What’s clear is that providers “have seen a really structural, significant change in their operations and their financing,” said Dawn Samaris, managing director for strategic and financial planning at Kaufman Hall. Expenses have gone up “by 20, 25%” amid workforce shortages, while revenues have been stymied by the shuttering of services “as well as, quite frankly, new entrants into the healthcare space.”
Borrowing by not-for-profit healthcare providers this year is about 20% of normal, she noted, leading to questions such as, “Are they making the investments in the infrastructure and what their communities need to be able to deliver the types of care they want to [deliver] long-term?”
As with operations, the prospect of a quick financial turnaround is dicey.
“I think it’s going to be a tough road for hospitals for some time to come,” Samaris said. “We are having more difficult conversations today than I think we’ve ever had of really people looking at their income statement, their balance sheet, saying, ‘What is the path forward?’”

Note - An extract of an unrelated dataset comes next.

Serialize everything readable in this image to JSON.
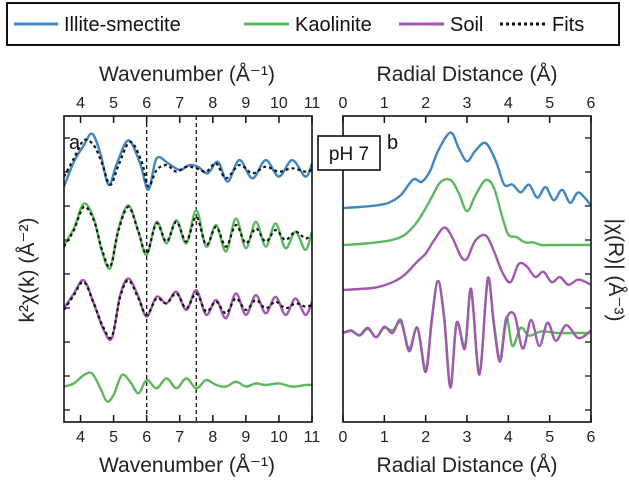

“Healthcare is typically thought to be a little bit recession-proof,” said Paula Chatterjee, assistant professor of medicine at the University of Pennsylvania. “The fact that we’re seeing different patterns now begs a couple of questions. One is: Are hospitals and health systems now capitalizing on revenue streams that are recession-sensitive? And what does that mean?”
Adapting to a new reality
As the U.S. population ages, Blum said, providers should prepare for a payment environment in which their average all-payer rate increasingly resembles the Medicare rate. Such a trend would constitute a significant reduction in revenue, with a January 2022 report by the Congressional Budget Office finding that commercial payers reimbursed hospitals at 182% of the Medicare rate for inpatient services and 240% for outpatient services.
“Systems need to think through how they design care” for such a scenario, he said. “That’s going to require a different workforce, that’s going to require different workflows, that’s going to require a fundamental design change from how we deliver care today. That should be a very strong price signal that system design, care design, value-based care [modeling] needs to really plan for that future.”
Given the present and future fiscal realities, Samaris said, not-for-profit hospitals may have to come to terms with being unable to cover the full gamut of a community’s care needs.
“I think that’s no longer financially sustainable,” she said. Organizations should be “really looking hard at: What can we maintain within our portfolio? What do we truly differentiate ourselves at? And where can either my competitors or partners in the community do it better and for a lower cost than I can, and I can deploy my own resources elsewhere?”